Correct Answer & Explanation

. Osteoid osteoma


Explanation

This patient has osteoid osteoma (OO). OO and osteoblastoma (OB) of the spine commonly present in the 2nd decade of life. CT shows a low attenuation nidus with central mineralization and varying degrees of perinidal sclerosis. NSAIDs are thought to inhibit PGE2 and PGI2 produced within the nidus, and suppress perinidal edema arising from high levels of COX2 expression in neoplastic nidal osteoblasts. OOs of the spine are the most common cause of painful scoliosis in children and young adults. Figures A and B are bone scan and SPECT scans respectively that demonstrate intense tracer uptake in the left transverse process of L3 characteristic of an osteoid osteoma.
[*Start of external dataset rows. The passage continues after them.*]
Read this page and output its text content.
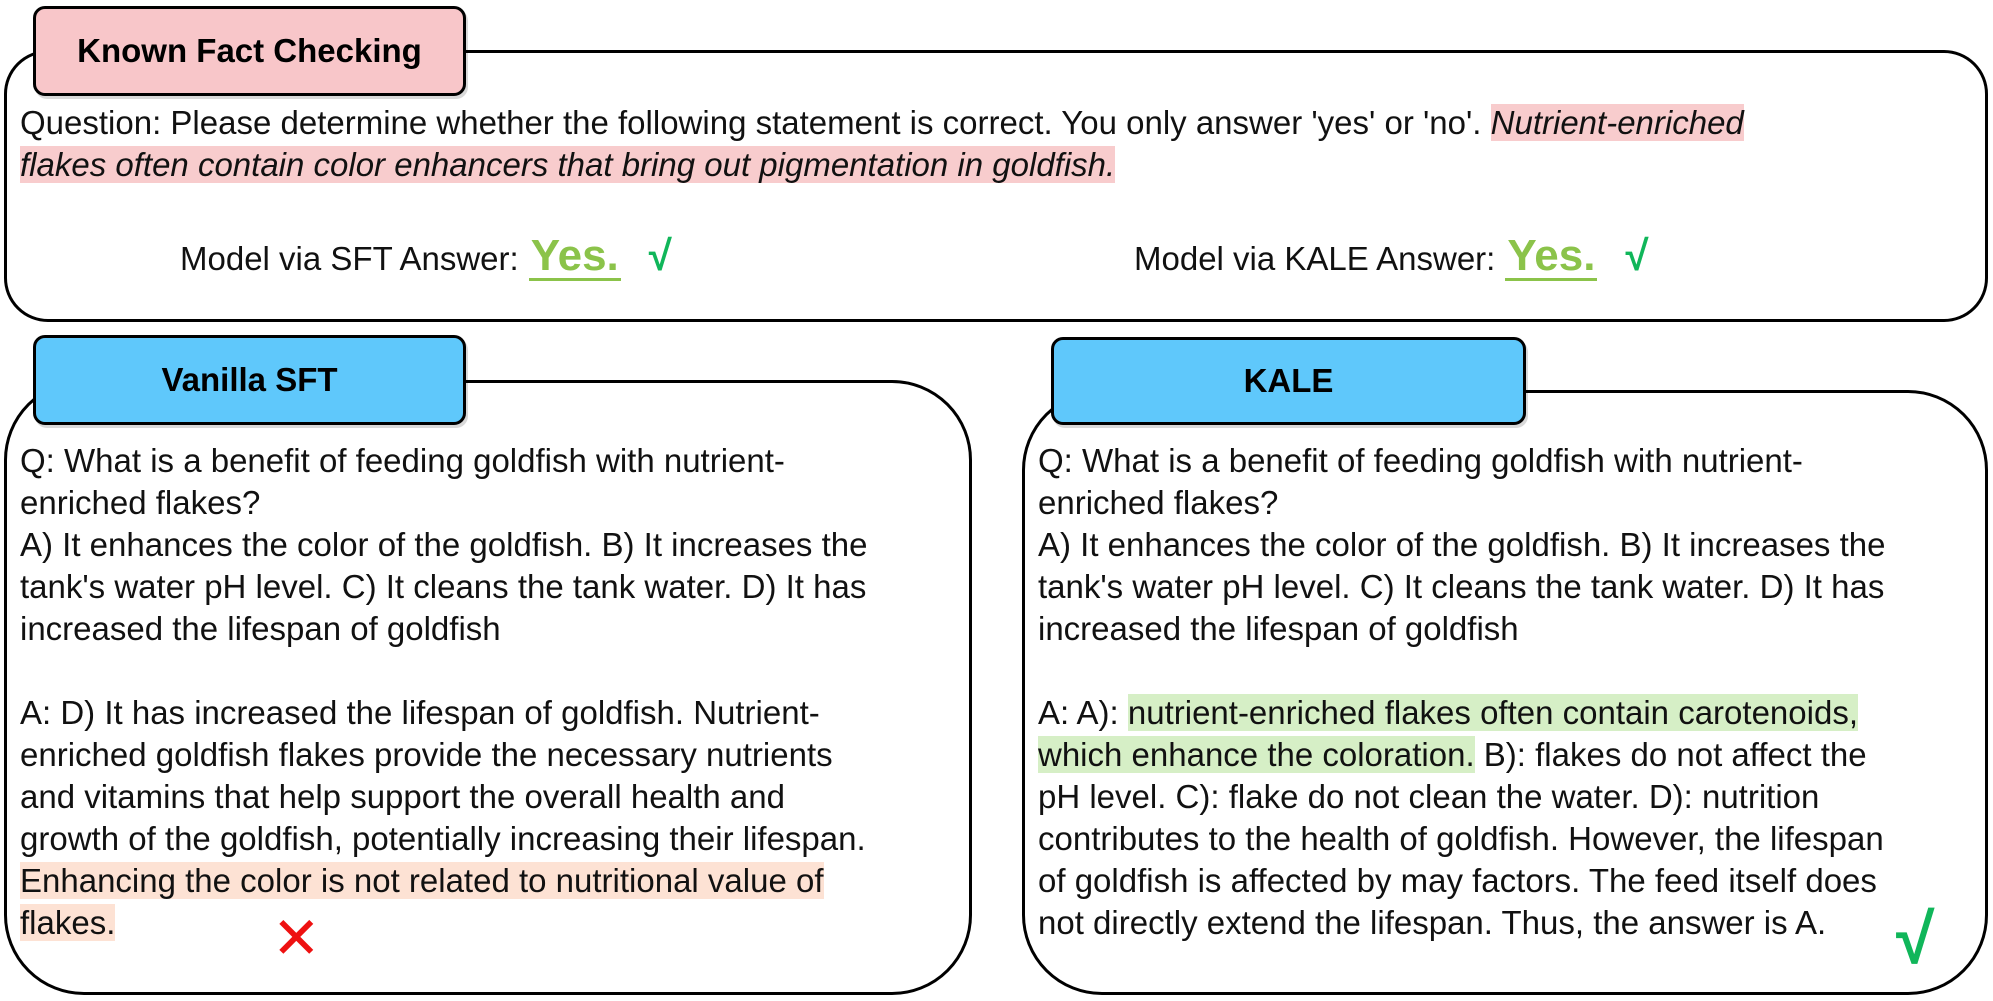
Known Fact Checking

Question: Please determine whether the following statement is correct. You only answer 'yes' or 'no'. Nutrient-enriched

flakes often contain color enhancers that bring out pigmentation in goldfish.

Model via SFT Answer: Yes. √	Model via KALE Answer: Yes. √
Vanilla SFT

Q: What is a benefit of feeding goldfish with nutrient-

enriched flakes?

A) It enhances the color of the goldfish. B) It increases the

tank's water pH level. C) It cleans the tank water. D) It has

increased the lifespan of goldfish

A: D) It has increased the lifespan of goldfish. Nutrient-

enriched goldfish flakes provide the necessary nutrients

and vitamins that help support the overall health and

growth of the goldfish, potentially increasing their lifespan.

Enhancing the color is not related to nutritional value of

flakes.	✕
KALE

Q: What is a benefit of feeding goldfish with nutrient-

enriched flakes?

A) It enhances the color of the goldfish. B) It increases the

tank's water pH level. C) It cleans the tank water. D) It has

increased the lifespan of goldfish

A: A): nutrient-enriched flakes often contain carotenoids,

which enhance the coloration. B): flakes do not affect the

pH level. C): flake do not clean the water. D): nutrition

contributes to the health of goldfish. However, the lifespan

of goldfish is affected by may factors. The feed itself does

not directly extend the lifespan. Thus, the answer is A. √
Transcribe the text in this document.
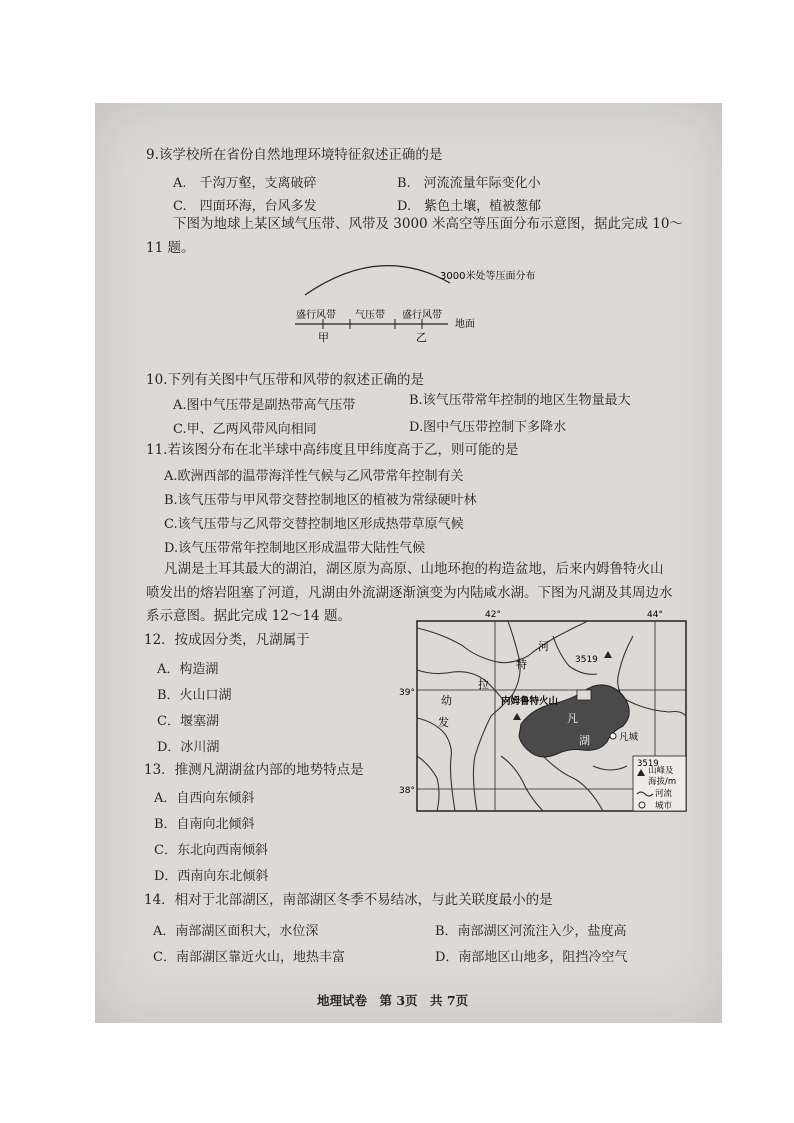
9.该学校所在省份自然地理环境特征叙述正确的是
A.　千沟万壑，支离破碎	B.　河流流量年际变化小
C.　四面环海，台风多发	D.　紫色土壤，植被葱郁
下图为地球上某区域气压带、风带及 3000 米高空等压面分布示意图，据此完成 10～
11 题。
3000米处等压面分布
盛行风带 气压带 盛行风带
地面
甲	乙
10.下列有关图中气压带和风带的叙述正确的是
A.图中气压带是副热带高气压带	B.该气压带常年控制的地区生物量最大
C.甲、乙两风带风向相同	D.图中气压带控制下多降水
11.若该图分布在北半球中高纬度且甲纬度高于乙，则可能的是
A.欧洲西部的温带海洋性气候与乙风带常年控制有关
B.该气压带与甲风带交替控制地区的植被为常绿硬叶林
C.该气压带与乙风带交替控制地区形成热带草原气候
D.该气压带常年控制地区形成温带大陆性气候
凡湖是土耳其最大的湖泊，湖区原为高原、山地环抱的构造盆地，后来内姆鲁特火山
喷发出的熔岩阻塞了河道，凡湖由外流湖逐渐演变为内陆咸水湖。下图为凡湖及其周边水
系示意图。据此完成 12～14 题。
12．按成因分类，凡湖属于
A．构造湖
B．火山口湖
C．堰塞湖
D．冰川湖
13．推测凡湖湖盆内部的地势特点是
A．自西向东倾斜
B．自南向北倾斜
C．东北向西南倾斜
D．西南向东北倾斜
14．相对于北部湖区，南部湖区冬季不易结冰，与此关联度最小的是
A．南部湖区面积大，水位深	B．南部湖区河流注入少，盐度高
C．南部湖区靠近火山，地热丰富	D．南部地区山地多，阻挡冷空气
42°	44°
39°
38°
凡
湖
河
特
拉
幼
发
3519
内姆鲁特火山
凡城
3519
山峰及
海拔/m
河流
城市
地理试卷　第 3页　共 7页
Figures C and D are axial and coronal reconstructed CT images showing a lesion of the left transverse process of L3 with a dense "nidus" with surrounding lucency characteristic of osteoid osteoma.

Question 259

Topic: Bone Tumors
Figure 15a shows the radiograph of a patient who has a chondrosarcoma of the acetabulum. Bone scans are shown in Figures 15b and 15c. Numerous soft subcutaneous masses are present. A clinical photograph of the hand is shown in Figure 15d. What is the most likely diagnosis?
. Multiple hereditary exostosis
. Ollier’s disease
. Maffucci’s syndrome
. McCune-Albright syndrome
. Neurofibromatosis

Correct Answer & Explanation

. Maffucci’s syndrome


Explanation

DISCUSSION: Chondrosarcomas associated with diffuse bone lesions (enchondromas) are characteristic of Ollier’s disease. When accompanied by subcutaneous masses (hemangiomas), the condition is called Maffucci’s syndrome. Multiple hereditary exostosis is characterized by diffuse osteochondromas. McCune-Albright syndrome is characterized by polyostotic fibrous dysplasia with café-au-lait spots and precocious puberty. Neurofibromatosis can have associated bone lesions but is not associated with chondrosarcomas.

Question 260

Topic: Bone Tumors
A 40-year-old woman has a symptomatic mass on the anterior aspect of the ankle. She reports no constitutional symptoms. An MRI scan is shown in Figure 12. What is the most likely diagnosis?
. Ganglion
. Osteosarcoma
. Aneurysmal bone cyst
. Unicameral bone cyst
. Gouty tophi

Correct Answer & Explanation

. Ganglion


Explanation

The MRI scan reveals a lobular mass that is below the vitamin E tablet marker taped to the skin. This is juxtaposed to the tibialis anterior tendon. It is slightly more enhanced than the surrounding subcutaneous fat and is consistent with a ganglion. Osteosarcoma, aneurysmal bone cyst, or unicameral bone cyst all would demonstrate enhancement or pathology in the bone. This is clearly a well-defined soft-tissue mass. Gouty tophi show low to intermediate signal on T1- and T2-weighted images.